Главой и предводителем этой ужасной шайки являлся молодой человек лет двадцати шести по имени Сантьяго Лопес де Убарра, единственный сын и наследник богатейшего домовладельца в городе. В самом непродолжительном времени этот молодой человек должен был стать мужем дочери генеральского консула Соединенных Штатов Америки, прелестной молодой девушки лет семнадцати лет, необычайной красоты, в которую он, как говорят, был безумно влюблен.
Было сделано множество попыток вырвать преступников из рук правосудия; предлагали огромные суммы тем, кто пожелает способствовать их бегству. Но все оказывалось напрасно. Суд не поддавался ни запугиванию, ни подкупу, не смягчался перед мольбами родственников подсудимых.
Преступления, совершенные этой шайкой, были так многочисленны и так ужасны, что о пощаде и милосердии не могло быть и речи. Необходимо было примерное наказание, в урок на будущие времена. Четверо из злодеев, которых по суду признали менее виновными, были присуждены к каторжным работам на двадцать лет, двое других — к пожизненной каторге, а предводитель шайки и его главный помощник и сообщник были приговорены к смертной казни и заключены в острог, где должны были просидеть трое суток и затем уже подвергнуться всенародной казни в присутствии всех своих соучастников.
На другой день после того, как приговоренные к смертной казни преступники были заключены в тюрьму, несмотря на самый бдительный надзор, одному из них удалось бежать; предлагали бежать и другому, но тот отказался:
— Зачем бежать? — отвечал он, пожимая плечами на просьбы и увещевания своих друзей. — Ведь Хуан Мигель все равно разыщет меня! Так уж лучше смирно сидеть на месте.
Растреадор не успел еще покинуть Буэнос-Айреса, и ему тотчас же сообщили о бегстве одного из преступников; он, не тратя ни минуты, бросился по его следу.
Началось поистине редкое состязание в силе, ловкости, хитрости и изворотливости. Беглец знал, какая серьезная погоня была за ним, знал, с кем имел дело, и потому принимал все возможные предосторожности, изощрялся в хитростях, лукавил и прилагал все старания, чтобы сбить своего преследователя со следа, прибегая ко всей своей опытности и изобретательности, чтобы уйти от ожидавшей его позорной смерти.
Но его усилия были тщетны и, быть может, послужили даже ему же во вред, потому что растреадор, видя, на карту поставлена его репутация и не желая дать такому страшному преступнику уйти от заслуженного наказания, пустил в ход все свои способности.
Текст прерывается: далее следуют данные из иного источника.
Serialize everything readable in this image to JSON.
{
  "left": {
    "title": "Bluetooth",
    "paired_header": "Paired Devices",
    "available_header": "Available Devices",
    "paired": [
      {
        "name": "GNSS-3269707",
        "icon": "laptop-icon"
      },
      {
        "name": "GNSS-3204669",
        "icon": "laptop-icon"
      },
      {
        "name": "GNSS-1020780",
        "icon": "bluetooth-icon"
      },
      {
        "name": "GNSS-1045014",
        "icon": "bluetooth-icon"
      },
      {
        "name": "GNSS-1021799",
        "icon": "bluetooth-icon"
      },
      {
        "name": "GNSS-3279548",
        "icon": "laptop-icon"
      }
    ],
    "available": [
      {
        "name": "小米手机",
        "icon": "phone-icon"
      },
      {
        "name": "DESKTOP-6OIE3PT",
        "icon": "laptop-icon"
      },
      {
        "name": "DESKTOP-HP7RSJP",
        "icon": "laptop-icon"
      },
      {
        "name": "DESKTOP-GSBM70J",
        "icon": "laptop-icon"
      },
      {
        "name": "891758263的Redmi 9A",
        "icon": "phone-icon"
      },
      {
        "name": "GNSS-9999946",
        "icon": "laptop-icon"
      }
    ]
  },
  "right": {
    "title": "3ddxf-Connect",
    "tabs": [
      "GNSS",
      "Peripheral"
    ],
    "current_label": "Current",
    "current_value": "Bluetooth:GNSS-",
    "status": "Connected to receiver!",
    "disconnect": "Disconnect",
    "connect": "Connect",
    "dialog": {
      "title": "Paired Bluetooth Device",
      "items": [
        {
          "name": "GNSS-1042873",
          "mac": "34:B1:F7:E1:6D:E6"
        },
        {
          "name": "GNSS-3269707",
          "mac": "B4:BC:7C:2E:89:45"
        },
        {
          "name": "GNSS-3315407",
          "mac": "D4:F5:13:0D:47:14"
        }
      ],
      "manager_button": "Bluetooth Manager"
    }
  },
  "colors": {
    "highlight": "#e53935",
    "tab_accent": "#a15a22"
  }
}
То была настоящая охота, охота на человека.
Беглец ловко пользовался каждым случившимся на пути укрытием, каждой кочкой, пригорком, где он мог проскочить, не оставив следа; он бежал целые кварталы на кончиках пальцев, перескакивал через низкие стены, пробегал и, пятясь, возвращался назад. Хуан Мигель, однако, не терял его следа; если случалось, что он сбивался на одно мгновение, то уже в следующее спохватывался и снова шел по следу беглеца, восклицая:
— Посмотрим, куда-то ты теперь меня заведешь? Через несколько часов погоня достигла канала в одном из пригородов столицы, которым воспользовался преступник, бросившись вплавь по течению, чтобы заставить растреадора потерять след. Но и эта предосторожность оказалась бесполезной: Хуан Мигель спокойно, нимало не смущаясь, шел берегом. Наконец он остановился, стал приглядываться к траве и сказал:
— Здесь он вышел на берег! Следов нет, — это правда, но вот капли воды на траве, а вокруг все сухо!
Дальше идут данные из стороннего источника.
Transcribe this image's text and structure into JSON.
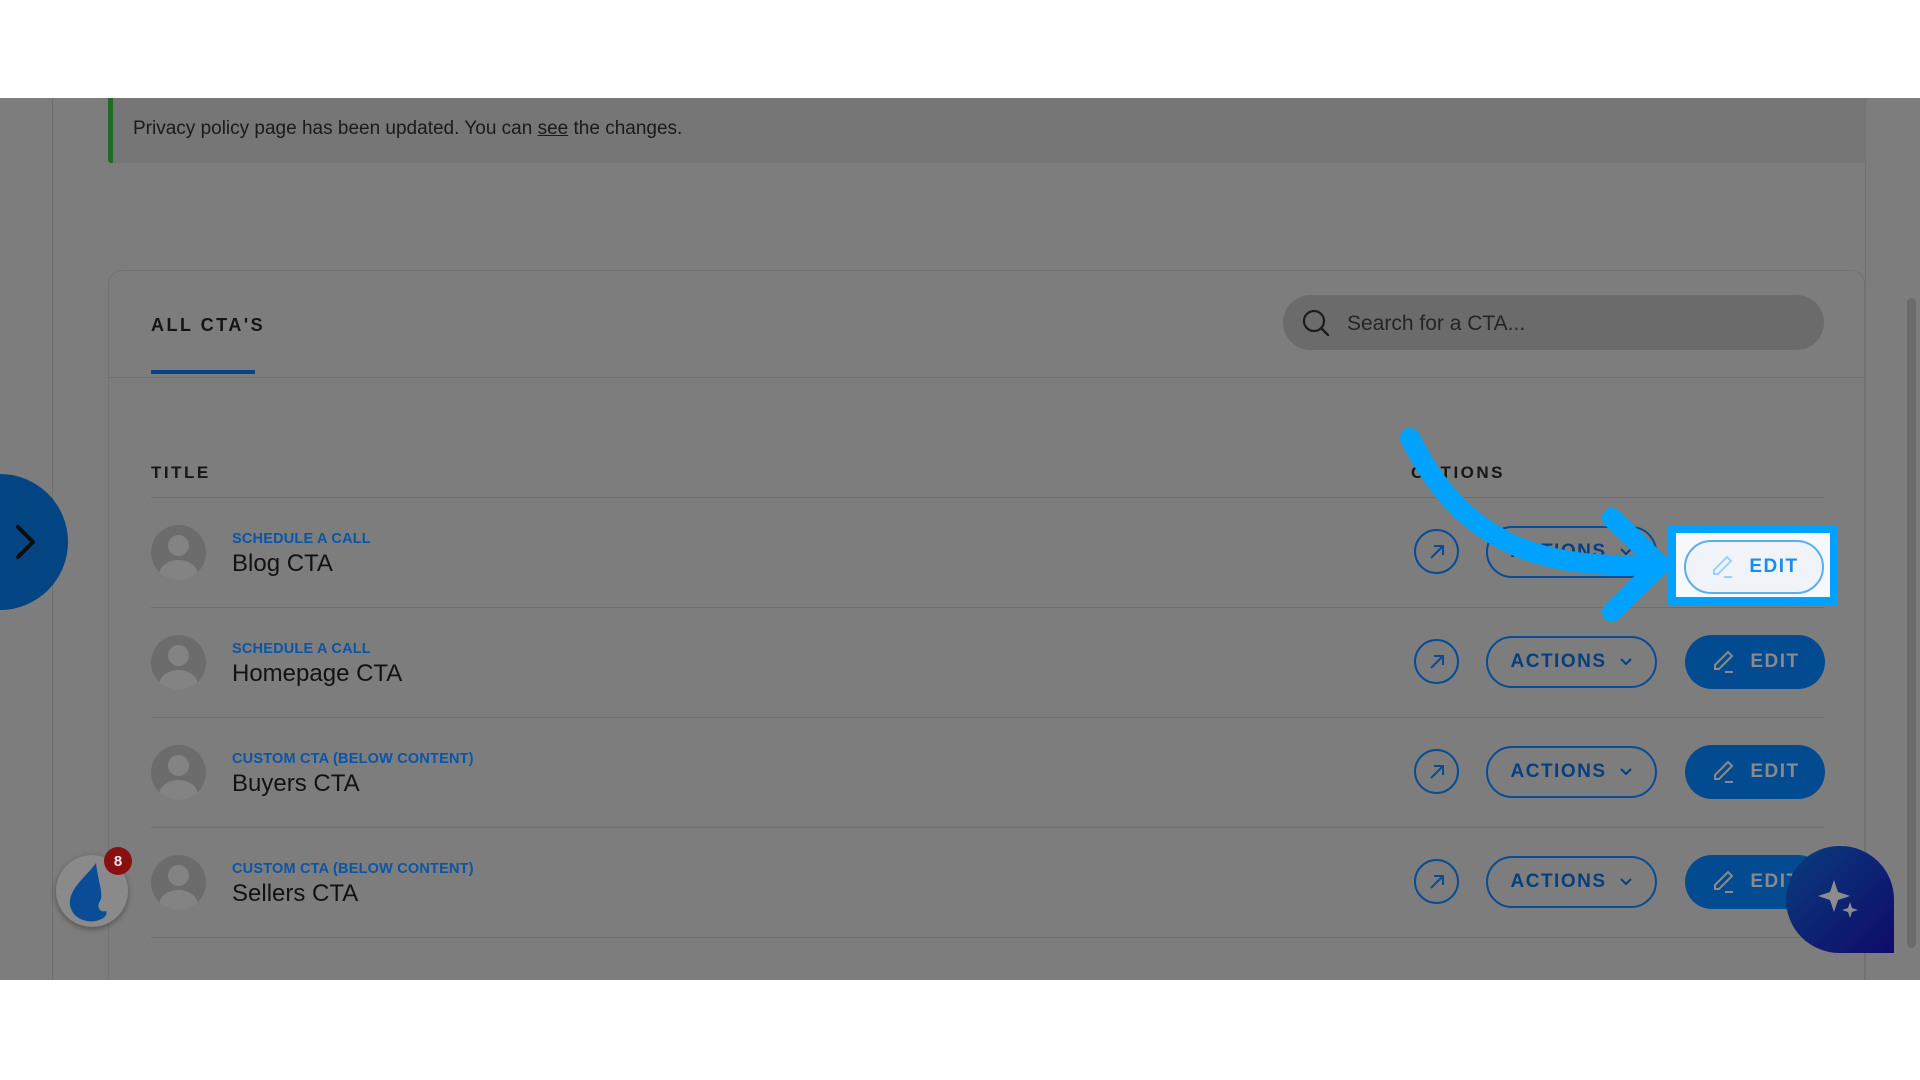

По пути Сантьяго Лопес укрылся в винограднике; Хуан Мигель, осмотрев глиняные стены, служившие оградой, и указав на виноградник, сказал:
— Он здесь и не успел еще уйти.
Виноградник тотчас же обыскали, и беглец был найден и под строгим конвоем доставлен в тюрьму.
— Я в этом был заранее уверен! — сказал его товарищ, увидев вновь своего сообщника. — Видишь, я не ошибся!
На другой день оба разбойника были казнены на площади, при громадном стечении народа.